I believe we all know this story very well but do we understand its meaning? The younger son was saying two main things when he asked for his inheritance. First, he no longer wanted to be under his father’s rule as the head of the clan. His rules and regulations were not acceptable to the younger son so he sought freedom rather than staying inside as a family member. Second, it was Jewish custom that the inheritance of the father was only to be passed down upon his death, not before. In other words, the son was in essence saying that he could not wait until his father’s death – all he wanted was his belongings now but not his presence. Ouch, that is harsh!

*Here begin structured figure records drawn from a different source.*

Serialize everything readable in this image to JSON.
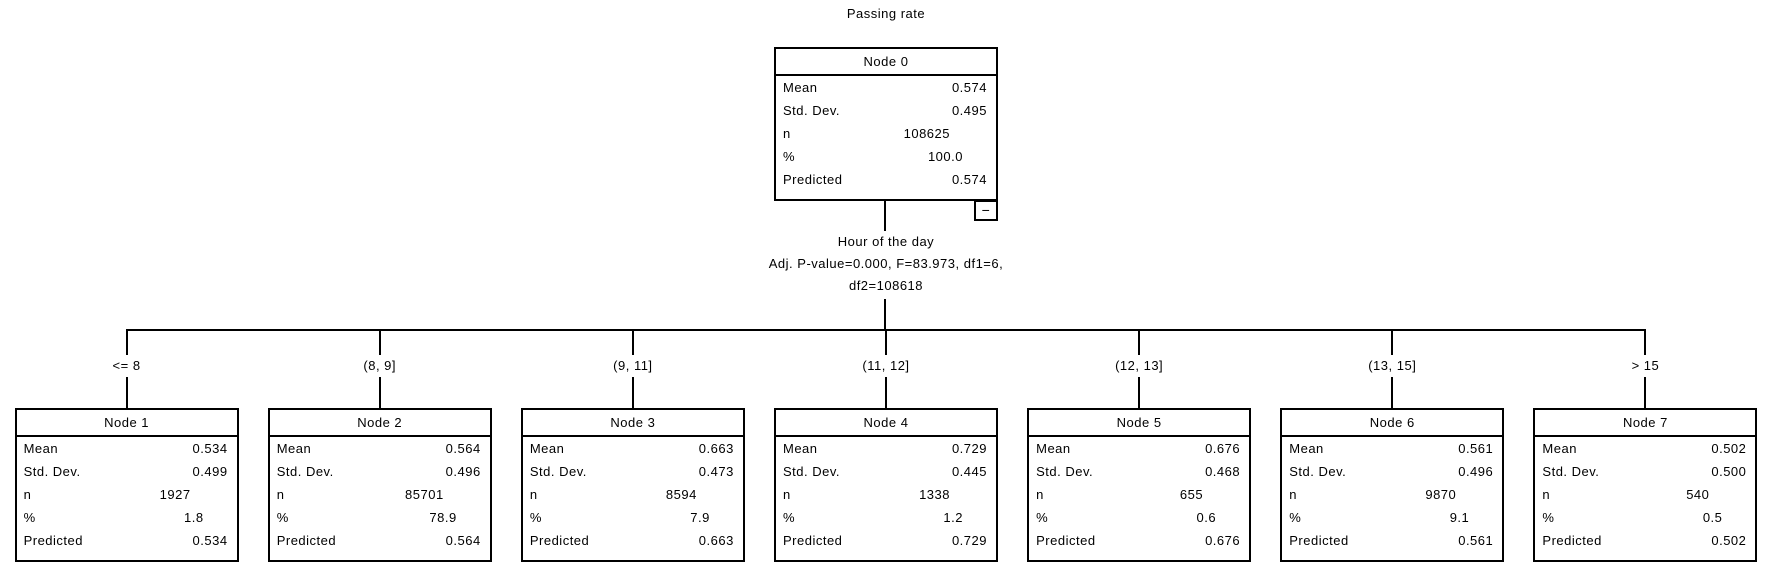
{
  "title": "Passing rate",
  "row_labels": {
    "mean": "Mean",
    "std": "Std. Dev.",
    "n": "n",
    "pct": "%",
    "pred": "Predicted"
  },
  "root": {
    "name": "Node 0",
    "mean": "0.574",
    "std": "0.495",
    "n": "108625",
    "pct": "100.0",
    "pred": "0.574",
    "collapse_label": "−"
  },
  "split": {
    "variable": "Hour of the day",
    "stats_line1": "Adj. P-value=0.000, F=83.973, df1=6,",
    "stats_line2": "df2=108618"
  },
  "children": [
    {
      "branch": "<= 8",
      "name": "Node 1",
      "mean": "0.534",
      "std": "0.499",
      "n": "1927",
      "pct": "1.8",
      "pred": "0.534"
    },
    {
      "branch": "(8, 9]",
      "name": "Node 2",
      "mean": "0.564",
      "std": "0.496",
      "n": "85701",
      "pct": "78.9",
      "pred": "0.564"
    },
    {
      "branch": "(9, 11]",
      "name": "Node 3",
      "mean": "0.663",
      "std": "0.473",
      "n": "8594",
      "pct": "7.9",
      "pred": "0.663"
    },
    {
      "branch": "(11, 12]",
      "name": "Node 4",
      "mean": "0.729",
      "std": "0.445",
      "n": "1338",
      "pct": "1.2",
      "pred": "0.729"
    },
    {
      "branch": "(12, 13]",
      "name": "Node 5",
      "mean": "0.676",
      "std": "0.468",
      "n": "655",
      "pct": "0.6",
      "pred": "0.676"
    },
    {
      "branch": "(13, 15]",
      "name": "Node 6",
      "mean": "0.561",
      "std": "0.496",
      "n": "9870",
      "pct": "9.1",
      "pred": "0.561"
    },
    {
      "branch": "> 15",
      "name": "Node 7",
      "mean": "0.502",
      "std": "0.500",
      "n": "540",
      "pct": "0.5",
      "pred": "0.502"
    }
  ]
}
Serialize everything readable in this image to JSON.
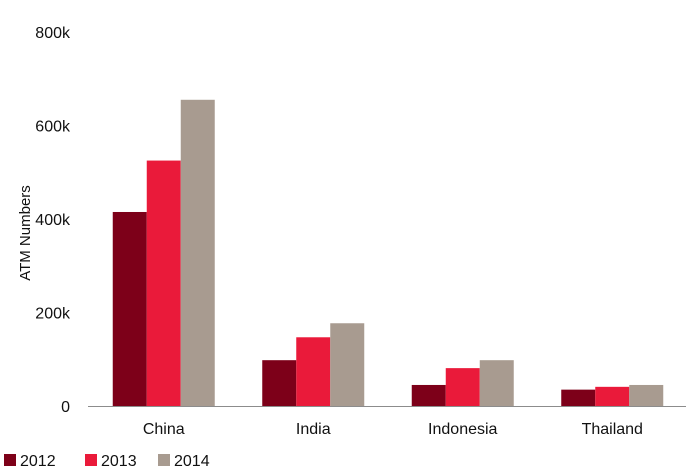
{
  "chart_data": {
    "type": "bar",
    "title": "",
    "xlabel": "",
    "ylabel": "ATM Numbers",
    "categories": [
      "China",
      "India",
      "Indonesia",
      "Thailand"
    ],
    "series": [
      {
        "name": "2012",
        "color": "#7d0019",
        "values": [
          415000,
          98000,
          45000,
          35000
        ]
      },
      {
        "name": "2013",
        "color": "#ea1a3a",
        "values": [
          525000,
          147000,
          81000,
          41000
        ]
      },
      {
        "name": "2014",
        "color": "#a89b90",
        "values": [
          655000,
          177000,
          98000,
          45000
        ]
      }
    ],
    "ylim": [
      0,
      800000
    ],
    "y_ticks": [
      {
        "value": 0,
        "label": "0"
      },
      {
        "value": 200000,
        "label": "200k"
      },
      {
        "value": 400000,
        "label": "400k"
      },
      {
        "value": 600000,
        "label": "600k"
      },
      {
        "value": 800000,
        "label": "800k"
      }
    ],
    "grid": false,
    "legend_position": "bottom-left"
  }
}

The younger son then goes out and squandered all he had in wild living and when a severe famine hits the land he finds himself in great need. Those who called the prodigal son a friend was not to be found when his money ran out. This drips with irony for like the prodigal son all they sought was wealth in life with little regard for the friendship of others. They treated the prodigal son just like he treated his father. Having run out of money the prodigal son was forced eat pigs feed to survive and as a result soon came to realize his sin was great and his father’s rules were indeed wise.